ON THIN ICE
“Paris Hilton. PAR-is. Yes, PAR-is, as in France,” explained Paris Hilton, the unlikely new belle of the Sundance Film Festival, to a confused Park City, Utah, police officer Saturday night.
Trapped in a party shuttle bus at the film festival, Hilton suddenly realized she’d left her bag of clothes and jewelry, including mommy’s borrowed diamonds, on the roof of a car in the parking lot.
“There was a Gucci hat, Manolo Blahnik shoes, a pink ballgown, a Moschino outfit and the diamonds,” she shouted into her cell phone at the officer on the other end of the line. “What am I going to tell my mother?”
Although Hilton did recover her bag, diamonds and all, the message was clear: Sundance is no longer about the movies.
“It’s all the same industry people,” said Kate Driver at the Saturday night bash for Donovan Leitch’s new documentary, “but for the first time, none of them are talking about work.”

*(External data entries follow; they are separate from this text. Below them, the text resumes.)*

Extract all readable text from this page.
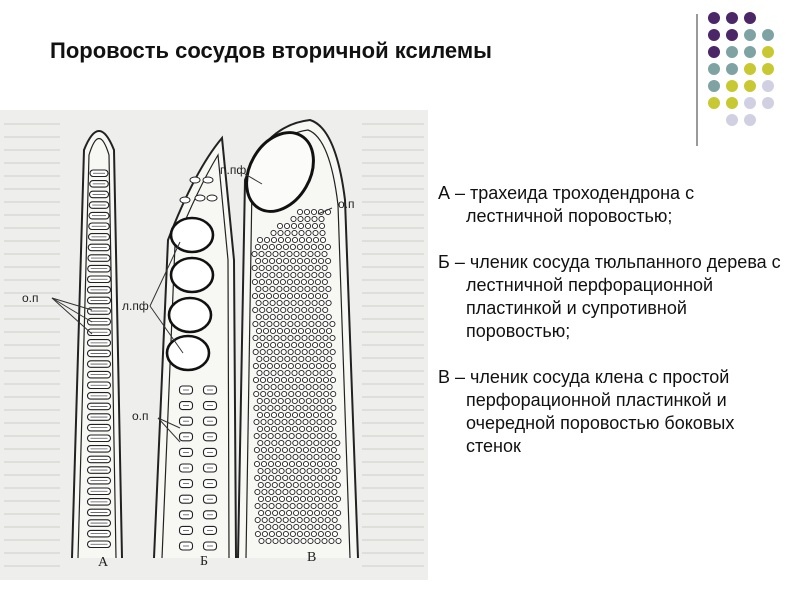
Поровость сосудов вторичной ксилемы
о.п
л.пф
о.п
п.пф
о.п
А	Б	В

А – трахеида троходендрона с лестничной поровостью;

Б – членик сосуда тюльпанного дерева с лестничной перфорационной пластинкой и супротивной поровостью;

В – членик сосуда клена с простой перфорационной пластинкой и очередной поровостью боковых стенок
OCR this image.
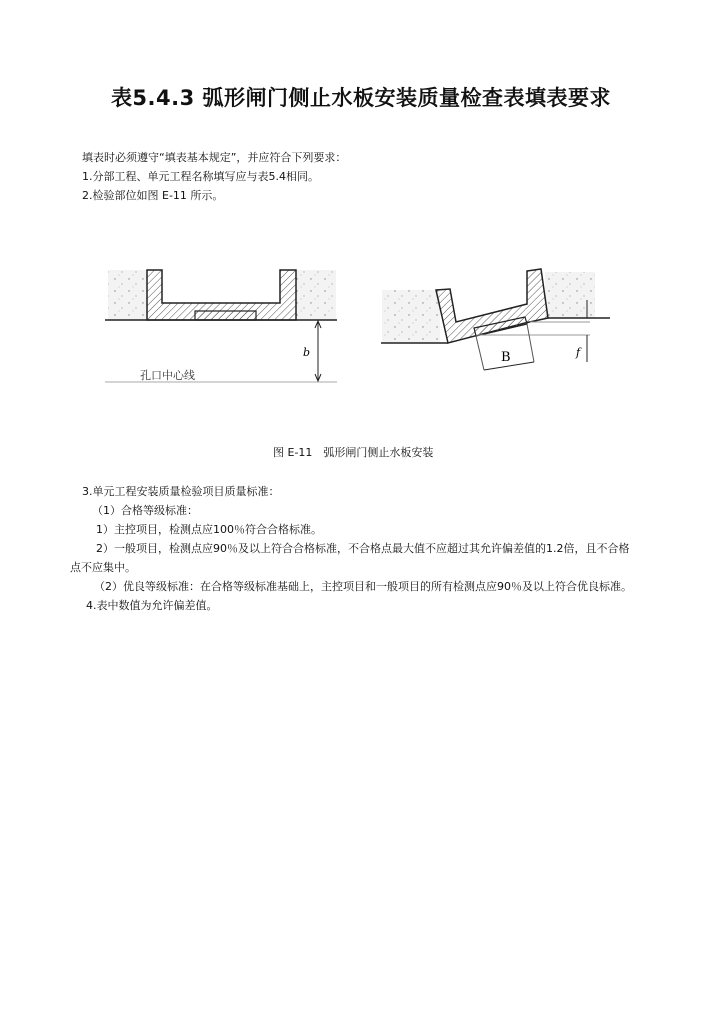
表5.4.3 弧形闸门侧止水板安装质量检查表填表要求
填表时必须遵守“填表基本规定”，并应符合下列要求：
1.分部工程、单元工程名称填写应与表5.4相同。
2.检验部位如图 E-11 所示。
b
孔口中心线
B	f
图 E-11　弧形闸门侧止水板安装
3.单元工程安装质量检验项目质量标准：
（1）合格等级标准：
1）主控项目，检测点应100％符合合格标准。
2）一般项目，检测点应90％及以上符合合格标准，不合格点最大值不应超过其允许偏差值的1.2倍，且不合格
点不应集中。
（2）优良等级标准：在合格等级标准基础上，主控项目和一般项目的所有检测点应90％及以上符合优良标准。
4.表中数值为允许偏差值。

“It’s such a relief not to have to wear a fancy dress,” said Julia Stiles. (The knee-length parka is Sundance’s uniform.)
The numerous nightly affairs continued with Mick Jagger’s party for his movie “Enigma,” and a lavish Motorola-sponsored event up the mountain, where Miss Hilton blinded guests once again with a nugget-sized diamond belly button stud.
“How many carats? I don’t know,” she shrugged. “A lot.”
Back in New York, Karole Armitage celebrated a 10-year retrospective of her choreography with a performance at the Joyce Theater and a party afterward at Serena.
A few days earlier, Princess Michael of Kent blew into town to give a lecture at Sotheby’s to benefit the New York Botanical Garden.
At the dinner that Ann Nitze and Marjorie Rosen threw for her afterward, the Princess ran into Bob Guthrie, the longtime head of Save Venice — the organization from which her beloved Venetian Heritage recently separated.
“Bob, I think you should go back to calling me ‘Mam,”‘ said the princess to a man who’d been calling her “Marie Christine” for more than a decade.
“Boy, are you talking to the wrong guy,” Guthrie replied.